L’eterno ritorno delle tentazioni protezionistiche in Sudamerica
La pandemia, la guerra commerciale di Trump contro la Cina e l’invasione russa dell’ucraina hanno portato le nazioni a chiudersi sempre più rispetto all’esterno. Tuttavia, più che mettere in discussione la globalizzazione, si potrebbe osservare lo sviluppo dell’interconnessione delle economie mondiali da un’altra angolazione.

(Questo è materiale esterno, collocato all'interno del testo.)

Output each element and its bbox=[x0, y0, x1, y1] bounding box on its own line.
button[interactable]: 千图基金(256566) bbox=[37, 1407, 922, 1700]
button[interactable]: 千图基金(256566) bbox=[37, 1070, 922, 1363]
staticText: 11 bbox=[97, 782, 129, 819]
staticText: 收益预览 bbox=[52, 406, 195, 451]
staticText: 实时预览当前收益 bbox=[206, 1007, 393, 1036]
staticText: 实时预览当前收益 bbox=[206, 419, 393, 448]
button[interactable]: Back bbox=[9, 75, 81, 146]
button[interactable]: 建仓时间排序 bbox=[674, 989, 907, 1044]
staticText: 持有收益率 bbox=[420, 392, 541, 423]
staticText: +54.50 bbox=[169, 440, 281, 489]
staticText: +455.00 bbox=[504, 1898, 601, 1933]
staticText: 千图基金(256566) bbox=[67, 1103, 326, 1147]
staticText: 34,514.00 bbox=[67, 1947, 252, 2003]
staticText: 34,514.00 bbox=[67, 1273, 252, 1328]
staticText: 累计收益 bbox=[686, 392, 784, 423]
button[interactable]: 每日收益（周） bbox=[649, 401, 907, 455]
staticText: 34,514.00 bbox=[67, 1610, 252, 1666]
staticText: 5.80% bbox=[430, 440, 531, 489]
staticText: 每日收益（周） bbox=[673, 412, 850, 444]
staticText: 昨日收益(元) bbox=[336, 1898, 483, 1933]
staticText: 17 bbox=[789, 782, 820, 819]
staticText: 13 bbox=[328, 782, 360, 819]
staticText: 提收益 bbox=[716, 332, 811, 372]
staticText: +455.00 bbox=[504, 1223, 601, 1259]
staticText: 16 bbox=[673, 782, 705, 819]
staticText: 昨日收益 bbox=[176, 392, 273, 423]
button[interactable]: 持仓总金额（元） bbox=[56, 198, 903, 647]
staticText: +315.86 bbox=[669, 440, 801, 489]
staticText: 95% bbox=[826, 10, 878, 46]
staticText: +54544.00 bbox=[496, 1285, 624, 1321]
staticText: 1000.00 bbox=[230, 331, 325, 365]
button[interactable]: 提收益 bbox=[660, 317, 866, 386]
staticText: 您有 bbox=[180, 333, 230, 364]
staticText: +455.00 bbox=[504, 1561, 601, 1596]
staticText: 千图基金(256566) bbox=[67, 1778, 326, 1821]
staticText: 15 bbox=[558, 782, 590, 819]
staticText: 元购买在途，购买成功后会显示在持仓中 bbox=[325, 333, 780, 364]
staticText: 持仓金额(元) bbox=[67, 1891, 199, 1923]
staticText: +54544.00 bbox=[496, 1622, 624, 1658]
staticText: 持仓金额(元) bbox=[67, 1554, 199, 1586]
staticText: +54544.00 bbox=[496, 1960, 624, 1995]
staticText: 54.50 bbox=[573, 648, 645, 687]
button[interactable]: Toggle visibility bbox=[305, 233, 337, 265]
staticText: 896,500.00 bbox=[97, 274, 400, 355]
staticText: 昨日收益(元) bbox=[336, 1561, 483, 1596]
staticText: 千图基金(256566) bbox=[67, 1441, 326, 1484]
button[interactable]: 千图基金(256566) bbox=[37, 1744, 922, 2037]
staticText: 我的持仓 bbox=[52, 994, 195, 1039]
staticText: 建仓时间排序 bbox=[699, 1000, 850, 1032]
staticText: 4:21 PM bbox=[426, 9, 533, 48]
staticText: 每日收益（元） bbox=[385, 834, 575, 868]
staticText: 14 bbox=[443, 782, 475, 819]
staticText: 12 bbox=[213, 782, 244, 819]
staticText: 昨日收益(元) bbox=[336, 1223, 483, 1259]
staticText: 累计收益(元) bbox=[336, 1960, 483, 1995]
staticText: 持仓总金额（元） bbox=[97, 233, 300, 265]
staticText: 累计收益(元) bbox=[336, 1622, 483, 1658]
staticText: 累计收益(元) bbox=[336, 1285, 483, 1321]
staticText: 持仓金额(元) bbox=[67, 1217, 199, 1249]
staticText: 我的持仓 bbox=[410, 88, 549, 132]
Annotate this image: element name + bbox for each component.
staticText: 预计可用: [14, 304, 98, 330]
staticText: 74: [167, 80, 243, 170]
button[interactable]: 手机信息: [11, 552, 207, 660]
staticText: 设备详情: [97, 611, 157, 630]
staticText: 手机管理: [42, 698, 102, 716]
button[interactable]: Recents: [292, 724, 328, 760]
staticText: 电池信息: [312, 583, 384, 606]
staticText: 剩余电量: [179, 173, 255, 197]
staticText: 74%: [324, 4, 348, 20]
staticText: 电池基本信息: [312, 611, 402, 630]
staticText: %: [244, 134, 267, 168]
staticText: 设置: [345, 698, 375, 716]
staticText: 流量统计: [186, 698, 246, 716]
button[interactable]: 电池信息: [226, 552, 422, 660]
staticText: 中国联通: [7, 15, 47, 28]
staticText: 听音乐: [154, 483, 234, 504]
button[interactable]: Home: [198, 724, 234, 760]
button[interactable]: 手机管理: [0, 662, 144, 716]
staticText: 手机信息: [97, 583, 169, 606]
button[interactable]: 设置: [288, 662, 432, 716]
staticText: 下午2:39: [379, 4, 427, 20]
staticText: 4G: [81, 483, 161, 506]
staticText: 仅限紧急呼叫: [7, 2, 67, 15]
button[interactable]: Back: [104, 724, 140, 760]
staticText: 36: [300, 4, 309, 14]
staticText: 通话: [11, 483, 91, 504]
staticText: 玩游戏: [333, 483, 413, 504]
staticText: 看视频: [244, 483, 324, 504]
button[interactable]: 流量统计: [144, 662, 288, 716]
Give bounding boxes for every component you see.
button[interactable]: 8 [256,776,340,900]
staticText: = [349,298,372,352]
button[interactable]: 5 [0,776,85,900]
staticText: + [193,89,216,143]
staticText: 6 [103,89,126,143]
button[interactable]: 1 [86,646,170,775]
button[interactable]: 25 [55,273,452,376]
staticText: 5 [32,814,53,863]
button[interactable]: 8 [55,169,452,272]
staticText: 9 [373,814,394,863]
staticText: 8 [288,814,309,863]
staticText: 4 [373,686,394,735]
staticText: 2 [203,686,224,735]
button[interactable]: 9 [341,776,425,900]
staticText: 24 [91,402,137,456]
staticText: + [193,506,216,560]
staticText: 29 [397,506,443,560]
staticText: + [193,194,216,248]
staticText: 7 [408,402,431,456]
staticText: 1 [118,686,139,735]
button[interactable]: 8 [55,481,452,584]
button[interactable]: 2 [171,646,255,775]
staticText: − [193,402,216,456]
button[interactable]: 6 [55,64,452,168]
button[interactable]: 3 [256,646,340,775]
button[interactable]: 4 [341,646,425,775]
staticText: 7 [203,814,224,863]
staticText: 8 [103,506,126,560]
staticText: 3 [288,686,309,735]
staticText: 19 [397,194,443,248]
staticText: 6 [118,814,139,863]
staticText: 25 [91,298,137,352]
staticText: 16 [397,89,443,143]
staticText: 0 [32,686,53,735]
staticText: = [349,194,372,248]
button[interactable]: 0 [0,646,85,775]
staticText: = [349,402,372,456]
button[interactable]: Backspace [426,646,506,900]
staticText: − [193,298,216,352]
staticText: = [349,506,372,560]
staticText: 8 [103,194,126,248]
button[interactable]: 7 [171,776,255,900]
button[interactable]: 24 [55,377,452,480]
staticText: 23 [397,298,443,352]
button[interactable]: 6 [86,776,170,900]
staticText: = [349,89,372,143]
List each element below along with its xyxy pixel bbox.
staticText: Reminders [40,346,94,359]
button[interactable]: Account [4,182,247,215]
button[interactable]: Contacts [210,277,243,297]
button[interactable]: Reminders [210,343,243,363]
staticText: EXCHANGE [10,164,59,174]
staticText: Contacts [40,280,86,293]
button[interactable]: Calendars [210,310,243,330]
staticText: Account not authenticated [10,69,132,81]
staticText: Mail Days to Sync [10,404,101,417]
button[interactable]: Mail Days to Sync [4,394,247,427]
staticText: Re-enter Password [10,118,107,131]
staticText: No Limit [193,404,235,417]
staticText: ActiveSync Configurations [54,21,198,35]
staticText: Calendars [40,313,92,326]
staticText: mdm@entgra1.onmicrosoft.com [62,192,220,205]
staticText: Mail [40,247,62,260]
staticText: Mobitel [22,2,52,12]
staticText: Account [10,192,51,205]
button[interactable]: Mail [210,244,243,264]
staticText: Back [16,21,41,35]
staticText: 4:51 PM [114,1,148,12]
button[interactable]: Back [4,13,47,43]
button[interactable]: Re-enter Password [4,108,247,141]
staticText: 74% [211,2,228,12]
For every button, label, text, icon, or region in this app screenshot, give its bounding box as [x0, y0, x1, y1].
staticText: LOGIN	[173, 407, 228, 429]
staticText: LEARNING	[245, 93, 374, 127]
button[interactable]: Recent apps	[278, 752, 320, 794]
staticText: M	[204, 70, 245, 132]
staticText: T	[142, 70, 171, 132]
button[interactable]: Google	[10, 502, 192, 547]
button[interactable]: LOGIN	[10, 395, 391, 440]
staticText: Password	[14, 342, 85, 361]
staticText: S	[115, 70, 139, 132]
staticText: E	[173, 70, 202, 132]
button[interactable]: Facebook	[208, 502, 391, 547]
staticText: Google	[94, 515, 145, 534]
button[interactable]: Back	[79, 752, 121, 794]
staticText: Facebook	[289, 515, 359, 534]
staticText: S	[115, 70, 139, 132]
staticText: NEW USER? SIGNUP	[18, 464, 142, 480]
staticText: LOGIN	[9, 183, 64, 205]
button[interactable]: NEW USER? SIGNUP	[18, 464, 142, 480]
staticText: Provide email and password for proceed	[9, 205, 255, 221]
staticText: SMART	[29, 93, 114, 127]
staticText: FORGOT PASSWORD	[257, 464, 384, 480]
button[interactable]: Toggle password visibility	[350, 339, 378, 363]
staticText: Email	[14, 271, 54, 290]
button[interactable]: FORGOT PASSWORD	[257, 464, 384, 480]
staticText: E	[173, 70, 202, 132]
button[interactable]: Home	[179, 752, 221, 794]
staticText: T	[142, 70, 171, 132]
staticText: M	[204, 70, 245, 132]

Magari quella dei cosiddetti Paesi in via di sviluppo (o di quelli di più recente capitalizzazione), che hanno molto da guadagnarci dall’apertura dei loro mercati, ma anche da perderci. Pensiamo alla traiettoria che stanno seguendo ad esempio alcune economie del Centro e del Sud America: grandi ricchezze naturali e bassi livelli salariali non hanno fatto che attirare, in cicli di diverse ondate, gli investimenti stranieri (il che è certamente un bene se i capitali scarseggiano) i quali tuttavia non hanno quasi mai contribuito a rendere più fertile e competitivo l’ecosistema locale. Più che globalizzazione, a quelle latitudini l’internazionalizzazione dei mercati è stata per lungo, troppo lungo tempo vissuta come economia di rapina. Inevitabile, dunque, che la risposta, il riflesso pavloviano, della maggior parte dei governi locali sia quella della chiusura. Il Venezuela ne è forse l’esempio portato alle conseguenze più estreme e il nuovo corso della Colombia di Gustavo Petro quello più “sostenibile”, ma la — relativa — resistenza alle pressioni esterne è la strategia che, almeno da una decina di anni, quasi tutti i membri del Mercosur hanno deciso di adottare. Prima contro gli yankee, oggi contro l’invasione di prodotti cinesi.
Il protezionismo, insomma, sembra tornare di moda, e ne parleranno approfonditamente, in due diversi momenti, domenica 4 giugno Douglas Irwin (alle 15.00, Collegio Carlo Alberto Common room) e Laura Alfaro (alle 15 Biblioteca Nazionale Universitaria, Auditorium Vivaldi), il primo concentrandosi sulle economie avanzate e la seconda, economista attualmente Warren Alpert Professor of Business Administration presso la Harvard Business School, dove sta concentrando i suoi studi su mercati dei capitali, investimenti diretti esteri, globalizzazione e finanza internazionale, guardando appunto più ai Paesi emergenti.